Western Christian’s Jordan Wills, a senior with autism who had no competitive swimming experience before this season, found himself the winner of the Division IV heat and the fastest swimmer of any para-athlete in the preliminaries with a time of 33:47. Couldn’t believe it, coach Mario Eguez said.

“Jordan,” Eguez said he told Wills, “look, you might hold the record for a while!”

La Quinta sophomore Charlie Graves, who has autism, set a personal best with a time of 47.9. He’s found a love and routine in swimming. After every meet, he’ll grab a post-race bite to eat at Del Taco, then tell his dogs while on a walk the next day how he’d swam.

When coach Stephanie Henderson told Graves he’d be able to compete in the sectional finals, he was “pumped,” she said, uttering the same phrase he’d told her before every meet this year:

“It all comes down to this.”

In the midst of the excitement created from the race he helped inaugurate, Escovar’s time dropped slightly.
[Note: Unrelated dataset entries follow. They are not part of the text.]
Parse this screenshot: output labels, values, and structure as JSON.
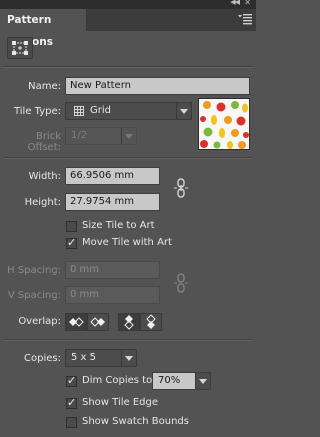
{
  "panel": {
    "title": "Pattern Options"
  },
  "fields": {
    "name_label": "Name:",
    "name_value": "New Pattern",
    "tile_type_label": "Tile Type:",
    "tile_type_value": "Grid",
    "brick_offset_label": "Brick Offset:",
    "brick_offset_value": "1/2",
    "width_label": "Width:",
    "width_value": "66.9506 mm",
    "height_label": "Height:",
    "height_value": "27.9754 mm",
    "size_tile_label": "Size Tile to Art",
    "move_tile_label": "Move Tile with Art",
    "h_spacing_label": "H Spacing:",
    "h_spacing_value": "0 mm",
    "v_spacing_label": "V Spacing:",
    "v_spacing_value": "0 mm",
    "overlap_label": "Overlap:",
    "copies_label": "Copies:",
    "copies_value": "5 x 5",
    "dim_copies_label": "Dim Copies to:",
    "dim_copies_value": "70%",
    "show_tile_edge_label": "Show Tile Edge",
    "show_swatch_bounds_label": "Show Swatch Bounds"
  },
  "checkboxes": {
    "size_tile": false,
    "move_tile": true,
    "dim_copies": true,
    "show_tile_edge": true,
    "show_swatch_bounds": false
  },
  "icons": {
    "tile_tool": "pattern-tile-tool-icon",
    "grid": "grid-icon",
    "link": "chain-link-icon",
    "menu": "panel-menu-icon"
  },
  "colors": {
    "panel_bg": "#535353",
    "field_bg": "#c8c8c8",
    "fruit_red": "#d9322b",
    "fruit_orange": "#f29a1b",
    "fruit_green": "#7cb83a",
    "fruit_yellow": "#f0c419"
  }
}
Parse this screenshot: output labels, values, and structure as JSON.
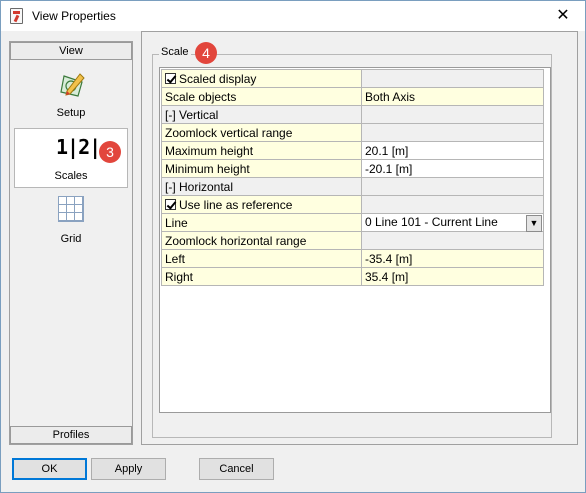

Wasn’t his best. But he sat smiling on the car ride home Tuesday with the knowledge that he’d done something bigger than himself. And he’ll have another chance to race in the finals Saturday.

In St. Monica’s second swim meet of the year, the pool deck was slick with rain, and Escovar fell when he pulled himself out of the water. Maybe he slipped; maybe the muscles in his leg gave out again. Either way, he banged his toe so hard it started bleeding.

Coach Darrell Brash asked him if his leg hurt.

“Mr. Brash,” Escovar said, “I can’t feel my legs. I’m fine.”

He turned around, and got ready to swim the next relay.